After the disastrous fall of 2008, the markets began to move in his favor. The ten-year treasuries he had just liquidated had a yield between 1.6-1.7%. Of the $3 million left in the pension, he reallocated, and 40% was now in treasuries, which was $1.2 million. Over the course of the next year, those same treasuries dropped to .5% yields. If he had procrastinated and purchased the annuities in the fall of 2020, the cost difference would have been enormous and possibly would have kept him from making a move until his values returned. Just like having to go back to work for ten more years.

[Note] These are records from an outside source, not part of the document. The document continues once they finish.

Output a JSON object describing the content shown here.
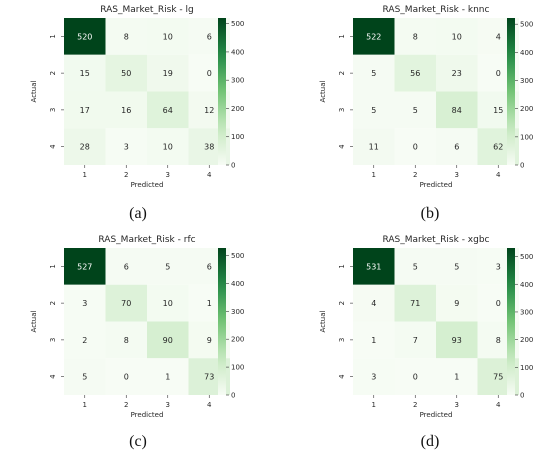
{
  "chart_data": [
    {
      "type": "heatmap",
      "title": "RAS_Market_Risk - lg",
      "xlabel": "Predicted",
      "ylabel": "Actual",
      "x_categories": [
        "1",
        "2",
        "3",
        "4"
      ],
      "y_categories": [
        "1",
        "2",
        "3",
        "4"
      ],
      "values": [
        [
          520,
          8,
          10,
          6
        ],
        [
          15,
          50,
          19,
          0
        ],
        [
          17,
          16,
          64,
          12
        ],
        [
          28,
          3,
          10,
          38
        ]
      ],
      "colorbar_ticks": [
        0,
        100,
        200,
        300,
        400,
        500
      ],
      "color_range": [
        0,
        520
      ],
      "caption": "(a)"
    },
    {
      "type": "heatmap",
      "title": "RAS_Market_Risk - knnc",
      "xlabel": "Predicted",
      "ylabel": "Actual",
      "x_categories": [
        "1",
        "2",
        "3",
        "4"
      ],
      "y_categories": [
        "1",
        "2",
        "3",
        "4"
      ],
      "values": [
        [
          522,
          8,
          10,
          4
        ],
        [
          5,
          56,
          23,
          0
        ],
        [
          5,
          5,
          84,
          15
        ],
        [
          11,
          0,
          6,
          62
        ]
      ],
      "colorbar_ticks": [
        0,
        100,
        200,
        300,
        400,
        500
      ],
      "color_range": [
        0,
        522
      ],
      "caption": "(b)"
    },
    {
      "type": "heatmap",
      "title": "RAS_Market_Risk - rfc",
      "xlabel": "Predicted",
      "ylabel": "Actual",
      "x_categories": [
        "1",
        "2",
        "3",
        "4"
      ],
      "y_categories": [
        "1",
        "2",
        "3",
        "4"
      ],
      "values": [
        [
          527,
          6,
          5,
          6
        ],
        [
          3,
          70,
          10,
          1
        ],
        [
          2,
          8,
          90,
          9
        ],
        [
          5,
          0,
          1,
          73
        ]
      ],
      "colorbar_ticks": [
        0,
        100,
        200,
        300,
        400,
        500
      ],
      "color_range": [
        0,
        527
      ],
      "caption": "(c)"
    },
    {
      "type": "heatmap",
      "title": "RAS_Market_Risk - xgbc",
      "xlabel": "Predicted",
      "ylabel": "Actual",
      "x_categories": [
        "1",
        "2",
        "3",
        "4"
      ],
      "y_categories": [
        "1",
        "2",
        "3",
        "4"
      ],
      "values": [
        [
          531,
          5,
          5,
          3
        ],
        [
          4,
          71,
          9,
          0
        ],
        [
          1,
          7,
          93,
          8
        ],
        [
          3,
          0,
          1,
          75
        ]
      ],
      "colorbar_ticks": [
        0,
        100,
        200,
        300,
        400,
        500
      ],
      "color_range": [
        0,
        531
      ],
      "caption": "(d)"
    }
  ],
  "colors": {
    "scale_low": "#f7fcf5",
    "scale_mid": "#74c476",
    "scale_high": "#00441b",
    "text_dark": "#262626",
    "text_light": "#ffffff"
  }
}
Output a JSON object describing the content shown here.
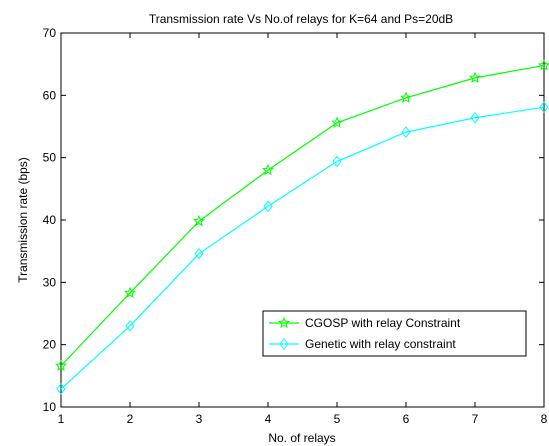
{
  "chart_data": {
    "type": "line",
    "title": "Transmission rate Vs No.of relays for K=64 and Ps=20dB",
    "xlabel": "No. of relays",
    "ylabel": "Transmission rate (bps)",
    "x": [
      1,
      2,
      3,
      4,
      5,
      6,
      7,
      8
    ],
    "xlim": [
      1,
      8
    ],
    "ylim": [
      10,
      70
    ],
    "xticks": [
      1,
      2,
      3,
      4,
      5,
      6,
      7,
      8
    ],
    "yticks": [
      10,
      20,
      30,
      40,
      50,
      60,
      70
    ],
    "grid": false,
    "legend_position": "bottom-right",
    "series": [
      {
        "name": "CGOSP with relay Constraint",
        "color": "#00ff00",
        "marker": "star",
        "values": [
          16.6,
          28.3,
          39.8,
          48.0,
          55.6,
          59.6,
          62.8,
          64.8
        ]
      },
      {
        "name": "Genetic with relay constraint",
        "color": "#00ffff",
        "marker": "diamond",
        "values": [
          12.9,
          23.0,
          34.6,
          42.2,
          49.4,
          54.1,
          56.4,
          58.1
        ]
      }
    ]
  }
}
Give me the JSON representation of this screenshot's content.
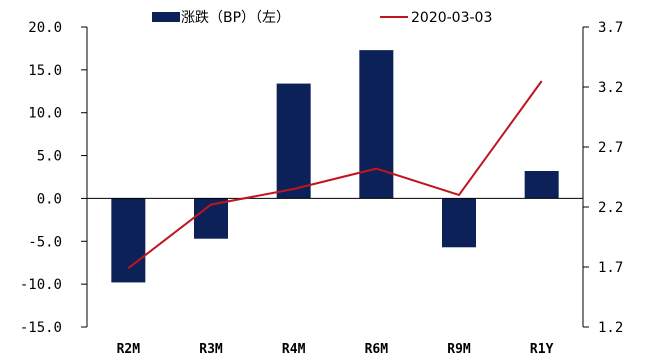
{
  "chart_data": {
    "type": "bar+line",
    "categories": [
      "R2M",
      "R3M",
      "R4M",
      "R6M",
      "R9M",
      "R1Y"
    ],
    "series": [
      {
        "name": "涨跌（BP）（左）",
        "type": "bar",
        "axis": "left",
        "color": "#0b2157",
        "values": [
          -9.8,
          -4.7,
          13.4,
          17.3,
          -5.7,
          3.2
        ]
      },
      {
        "name": "2020-03-03",
        "type": "line",
        "axis": "right",
        "color": "#c0151f",
        "values": [
          1.69,
          2.22,
          2.35,
          2.52,
          2.3,
          3.25
        ]
      }
    ],
    "left_axis": {
      "ylim": [
        -15,
        20
      ],
      "ticks": [
        20,
        15,
        10,
        5,
        0,
        -5,
        -10,
        -15
      ],
      "tick_labels": [
        "20.0",
        "15.0",
        "10.0",
        "5.0",
        "0.0",
        "-5.0",
        "-10.0",
        "-15.0"
      ]
    },
    "right_axis": {
      "ylim": [
        1.2,
        3.7
      ],
      "ticks": [
        3.7,
        3.2,
        2.7,
        2.2,
        1.7,
        1.2
      ],
      "tick_labels": [
        "3.7",
        "3.2",
        "2.7",
        "2.2",
        "1.7",
        "1.2"
      ]
    },
    "legend": "top-center",
    "grid": false
  }
}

He made this move in his pension and his personal managed account and in good time. His equities averaged over 21% in the year after he purchased his annuities. His financial safety net was in place, and he looked like a genius.
Annuity sales are down due to the low-interest rate market. But the question about the product isn’t when is the best time to buy, but what are you trying to achieve?
Andy and his advisor stayed on schedule until the plan was complete. That gave Andy and Carol the time to purchase annuities with a five-year vesting period before the withdrawals would start. This coincides with the time when they need to take their Required Minimum Withdrawals. By not being forced to use a SPIA, their returns were not interest-sensitive to the market. Instead, they used Indexed Annuities.
The Index Annuities that Andy chose have a 7% kicker that increases the amount his income is based on annually while inside his deferral phase. For Carol, it looks and feels more like a product that indexed for inflation. And the 7% is well above CPI.
Andy had spent a great deal of time researching everything that was discussed; it was in his blood from his years as an attorney. He came completely prepared for each meeting. In one such meeting, he brought up, “I see a great deal of ads that say annuities are a bad investment.”
Andy finally came to his own conclusion: “I had no idea something like this existed.”